Paris, 31 octobre 2013 - Malgré un exercice biennal 2012/2013 qui s’est ouvert avec un écart de 220 millions de dollars entre les fonds disponibles et les fonds nécessaires à ses activités, l’Organisation est parvenue à rééquilibrer ses comptes en l’espace de deux ans. En effet le retrait de la contribution des États-Unis à la suite de l’admission de la Palestine à l’UNESCO a entrainé une diminution de 22,39 % par rapport aux 653 millions de dollars initialement budgétés.

Mesures prises pour éviter une crise financière

 L’UNESCO a accéléré sa réforme afin d’accroître son efficacité, tant au siège que sur le terrain, en se fondant sur les recommandations de l’Évaluation externe indépendante (EEI). Elle a instauré une gestion rigoureuse, en menant des initiatives de réorganisation, de restructuration, de rationalisation et de simplification des procédures. Une fois déterminées les dépenses incompressibles et réglementaires, les frais de mission ont été réduits de 73 % ; les contrats de consultants de 70 % ; les dépenses pour équipements de 64 % ; l’assistance temporaire de 44 %. Afin de réduire le coût du personnel, tous les postes vacants ont été gelés, à l’exception de ceux considérés comme indispensables à l’action de l’Organisation.

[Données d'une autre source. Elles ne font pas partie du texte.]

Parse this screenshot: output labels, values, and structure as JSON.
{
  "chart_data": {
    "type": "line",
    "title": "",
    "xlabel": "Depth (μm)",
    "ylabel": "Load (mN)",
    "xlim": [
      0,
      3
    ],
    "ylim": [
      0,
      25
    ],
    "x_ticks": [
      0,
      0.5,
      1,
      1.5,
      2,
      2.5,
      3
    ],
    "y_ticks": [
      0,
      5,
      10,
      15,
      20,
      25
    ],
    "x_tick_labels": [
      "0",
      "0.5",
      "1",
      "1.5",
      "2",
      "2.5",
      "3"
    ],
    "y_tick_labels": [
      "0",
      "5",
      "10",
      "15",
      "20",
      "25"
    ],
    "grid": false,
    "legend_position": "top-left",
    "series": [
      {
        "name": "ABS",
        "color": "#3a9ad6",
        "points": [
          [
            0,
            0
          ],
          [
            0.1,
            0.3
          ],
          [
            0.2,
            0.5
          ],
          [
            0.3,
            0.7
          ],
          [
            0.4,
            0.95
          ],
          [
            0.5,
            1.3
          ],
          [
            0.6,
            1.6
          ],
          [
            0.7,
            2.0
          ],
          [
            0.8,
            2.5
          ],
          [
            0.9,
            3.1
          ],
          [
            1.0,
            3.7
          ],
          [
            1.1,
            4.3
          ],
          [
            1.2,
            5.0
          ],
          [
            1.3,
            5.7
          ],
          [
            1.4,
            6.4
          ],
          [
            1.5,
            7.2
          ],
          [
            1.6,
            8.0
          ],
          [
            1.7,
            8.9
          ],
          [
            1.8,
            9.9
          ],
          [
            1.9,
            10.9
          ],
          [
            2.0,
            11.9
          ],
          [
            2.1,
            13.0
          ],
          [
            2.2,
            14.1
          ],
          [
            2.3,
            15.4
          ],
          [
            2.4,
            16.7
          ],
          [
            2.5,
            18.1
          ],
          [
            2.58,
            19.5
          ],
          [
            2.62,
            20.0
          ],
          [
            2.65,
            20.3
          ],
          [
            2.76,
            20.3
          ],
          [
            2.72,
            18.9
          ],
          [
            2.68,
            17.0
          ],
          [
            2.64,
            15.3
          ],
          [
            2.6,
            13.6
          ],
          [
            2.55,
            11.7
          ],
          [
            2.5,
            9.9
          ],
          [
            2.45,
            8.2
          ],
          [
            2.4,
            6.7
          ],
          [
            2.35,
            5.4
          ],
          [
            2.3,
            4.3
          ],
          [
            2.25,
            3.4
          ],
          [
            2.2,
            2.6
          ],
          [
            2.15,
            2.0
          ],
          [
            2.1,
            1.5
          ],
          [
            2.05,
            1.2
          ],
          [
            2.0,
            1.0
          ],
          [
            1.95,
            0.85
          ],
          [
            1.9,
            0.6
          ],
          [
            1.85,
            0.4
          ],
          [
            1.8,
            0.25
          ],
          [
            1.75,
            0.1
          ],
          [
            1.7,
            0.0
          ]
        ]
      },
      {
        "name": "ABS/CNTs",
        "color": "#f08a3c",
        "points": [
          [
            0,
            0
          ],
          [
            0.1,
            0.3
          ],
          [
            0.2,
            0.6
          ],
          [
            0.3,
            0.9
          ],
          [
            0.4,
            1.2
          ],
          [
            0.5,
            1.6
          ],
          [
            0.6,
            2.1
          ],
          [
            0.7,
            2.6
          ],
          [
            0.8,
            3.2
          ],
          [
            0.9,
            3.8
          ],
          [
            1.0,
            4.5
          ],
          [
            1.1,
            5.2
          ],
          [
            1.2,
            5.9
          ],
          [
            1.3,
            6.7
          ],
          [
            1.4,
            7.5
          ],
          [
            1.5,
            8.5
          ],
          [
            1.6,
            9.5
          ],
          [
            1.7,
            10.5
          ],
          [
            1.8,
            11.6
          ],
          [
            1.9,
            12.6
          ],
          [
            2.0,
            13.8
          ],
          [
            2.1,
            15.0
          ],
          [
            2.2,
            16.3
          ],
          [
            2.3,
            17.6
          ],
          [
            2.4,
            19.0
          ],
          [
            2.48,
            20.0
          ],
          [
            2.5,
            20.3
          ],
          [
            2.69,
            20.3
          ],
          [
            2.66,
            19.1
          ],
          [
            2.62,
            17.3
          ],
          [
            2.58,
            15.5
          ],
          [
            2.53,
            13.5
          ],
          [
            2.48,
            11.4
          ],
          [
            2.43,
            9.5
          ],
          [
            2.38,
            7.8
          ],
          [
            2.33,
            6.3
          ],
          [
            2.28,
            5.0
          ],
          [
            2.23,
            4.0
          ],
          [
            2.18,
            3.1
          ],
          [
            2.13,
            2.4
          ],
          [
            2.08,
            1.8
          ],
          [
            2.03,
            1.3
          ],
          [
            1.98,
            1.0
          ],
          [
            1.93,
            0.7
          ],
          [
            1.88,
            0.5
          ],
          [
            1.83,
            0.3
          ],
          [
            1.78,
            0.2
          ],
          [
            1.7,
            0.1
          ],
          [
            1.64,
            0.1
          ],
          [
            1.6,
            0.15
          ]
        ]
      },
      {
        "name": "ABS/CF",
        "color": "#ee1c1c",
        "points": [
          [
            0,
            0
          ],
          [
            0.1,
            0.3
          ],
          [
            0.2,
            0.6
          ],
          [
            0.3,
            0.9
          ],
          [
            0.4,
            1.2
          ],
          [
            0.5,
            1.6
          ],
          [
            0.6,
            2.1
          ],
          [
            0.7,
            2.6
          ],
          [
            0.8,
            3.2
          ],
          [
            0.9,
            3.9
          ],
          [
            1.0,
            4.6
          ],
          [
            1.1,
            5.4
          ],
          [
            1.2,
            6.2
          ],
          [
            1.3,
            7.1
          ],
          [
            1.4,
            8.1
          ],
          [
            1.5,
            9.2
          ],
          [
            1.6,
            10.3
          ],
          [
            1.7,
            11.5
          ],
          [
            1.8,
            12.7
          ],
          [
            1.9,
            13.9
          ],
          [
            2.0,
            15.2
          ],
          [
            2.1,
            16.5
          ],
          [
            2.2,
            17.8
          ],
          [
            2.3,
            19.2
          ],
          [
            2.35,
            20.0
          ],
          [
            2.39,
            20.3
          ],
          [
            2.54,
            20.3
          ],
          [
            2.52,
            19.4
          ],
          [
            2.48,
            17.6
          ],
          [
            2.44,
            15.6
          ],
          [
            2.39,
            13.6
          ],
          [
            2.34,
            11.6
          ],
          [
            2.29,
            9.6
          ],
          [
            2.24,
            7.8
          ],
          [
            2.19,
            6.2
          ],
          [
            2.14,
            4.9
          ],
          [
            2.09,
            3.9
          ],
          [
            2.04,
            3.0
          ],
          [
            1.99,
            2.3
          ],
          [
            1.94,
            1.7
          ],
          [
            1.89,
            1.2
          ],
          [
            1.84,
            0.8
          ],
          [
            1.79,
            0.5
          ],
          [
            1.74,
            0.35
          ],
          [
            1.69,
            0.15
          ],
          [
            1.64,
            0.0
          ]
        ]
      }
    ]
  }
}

En outre, un Programme de cessation volontaire de service par accord mutuel a été mis en place.

Réduction et priorités

Pour faire face à la diminution du nombre de membres du personnel, une liste de résultats attendus prioritaires a été établie pour chaque grand programme, afin de se concentrer sur les activités où l’UNESCO joue un rôle majeur. Les ressources humaines ont été réparties de façon plus stratégique et une approche intersectorielle et interdisciplinaire, adoptée. 

Le personnel, « atout principal de l’Organisation » selon les mots de la Directrice générale, a joué un rôle essentiel dans l’atténuation de la crise : sans reculer devant les tâches supplémentaires et relevant les défis, il a permis d’accélérer la réforme.

Fonds d'urgence multidonateurs

Outre la réduction de ses dépenses, l’UNESCO a multiplié les efforts pour mobiliser des fonds, des contributions additionnelles ont été versées par des Etats membres et un Fonds d’urgence a été créé. Lancé en novembre 2011, ce fonds – ouvert à tous les donateurs, depuis les États membres jusqu’aux institutions publiques, aux fondations et aux individus – a reçu 75,1 millions de dollars, une somme essentielle pour que l’UNESCO parvienne à rééquilibrer ses comptes. A titre d’exemple, 34,8 % de cette somme ont été alloués aux programmes, au coût de la réforme et autres dépenses des bureaux hors Siège, et aux plateformes intersectorielles.

Accomplir le mandat de l’UNESCO avec un budget réduit

« Notre mandat est ambitieux ; notre action doit l’être aussi. Les attentes sont considérables et je suis déterminée à ce que nous y répondions. En temps de crise, nous avons besoin d’une UNESCO plus présente et plus efficace », a déclaré la Directrice générale lors du lancement du Fonds d’urgence. Deux ans plus tard, suite à une réforme accélérée visant à répondre aux besoins dans une situation financière critique, les résultats sont d’ores-et-déjà visibles, et l’impact de la crise financière est derrière nous : l’exercice biennal 2012/2013 se soldera par un déficit nul.